今日の讀書・・飯嶋和一さん著、『雷電本紀』 繼讀。時は天明年間(一七八〇年代)、江戸に大火が多かつたことがあらためて分かりました。それと、一揆は地方のみならず、江戸においても、「天明の打ちこわし」 があつたことを知りました。『定本武江年表』(ちくま学芸文庫) によれば・・・ 

「五月にいたり、米穀次第に乏しく、其価遺踊(きやう)し、市中の舂米屋(つきこめや)も售(あきな)ふ事ならずして門戸を閉す。二十日より二十九日迄、雑人、米肆・酒屋、其余米穀を貯へたる家々を打毀す事夥し (此時、一人の大若衆ありて、ともに家作・器材を打こはす。其働き、飛鳥のごとし。しかも美童にてありしとぞ)。」 

その他、『江戸東京年表』(小学館)によれば、「天明の打ちこわしは、発生当初は参加者の間には盗みをしない、火の用心をし、打ちこわしの対象(米屋などの豪商)の近隣に迷惑をかけないようにする、という規律があった」。と言はれてゐます。それは、「飛鳥のごとき美童の一人の大若衆」が指揮したのかも知れません。

 

『雷電本紀』 では、これを踏まえてでせう、打ちこわしが次第に暴徒化しはじめた時に、「一人の大若衆」がつぶやく言葉がいい。 

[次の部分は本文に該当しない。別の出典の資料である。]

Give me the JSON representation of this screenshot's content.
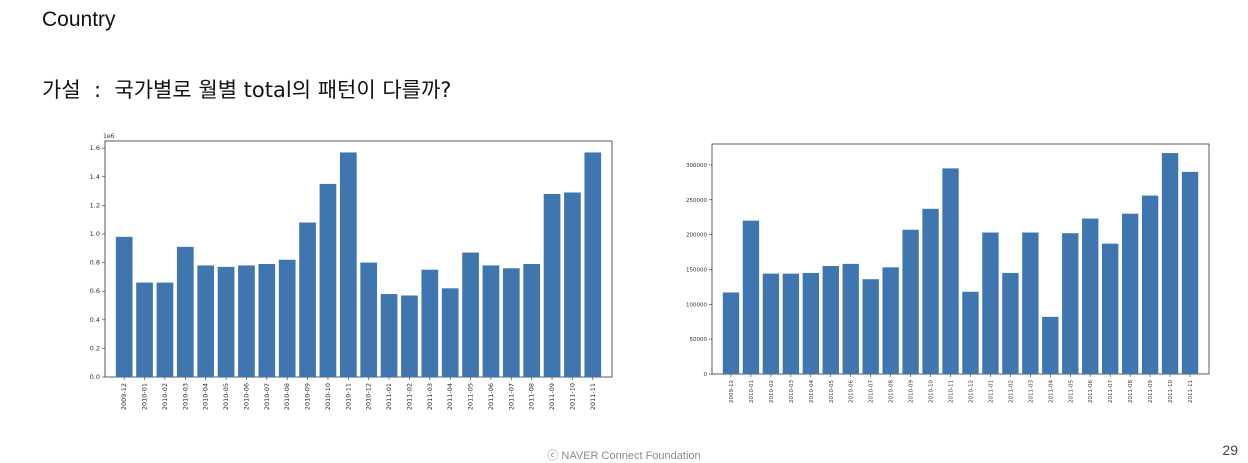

「人は動物とは違い、何らの秩序なしに自ら律して生きられるほど強いものではない。それは飼いならされた者ほど当り前のことだ。しかし、人というものは、上からの不当な規律や他から強いられた秩序なしにも、生きうるだけの強さを備え持っていると、そう本当に信じた者がいたとしたら、みるみる単なる盗人の群れに変じて行く打ちこわしの群衆を見ることは耐えがたいことだったに違いない。」 

これだから、飯嶋さんは一味もふた味も違ふと思ふのであります。ほかにも・・・ 

「助五郎は気持ちよく生きたかった。どこかで誰かが私欲から不当なもうけをたくらみ流れが滞ることがあれば、その分だけ多くの誰かが困ることになる。自分の身代だとか、店だとかよりも、他の大勢の人々を生かすことを心がけよ・・・」とか、 

「商人であれ町女房であれ、男であれおんなであれ、何によらず、初々しさを失った時、人は急に光を失う。」 

 

今日の寫眞・・大飢饉のきつかけとなつた淺間山噴火と「天明の打ちこわし」の畫像。ひげがないのは手術前、駒越海岸のは退院後、中央病院の看護婦さんら來訪。ひげはすぐはえてきました!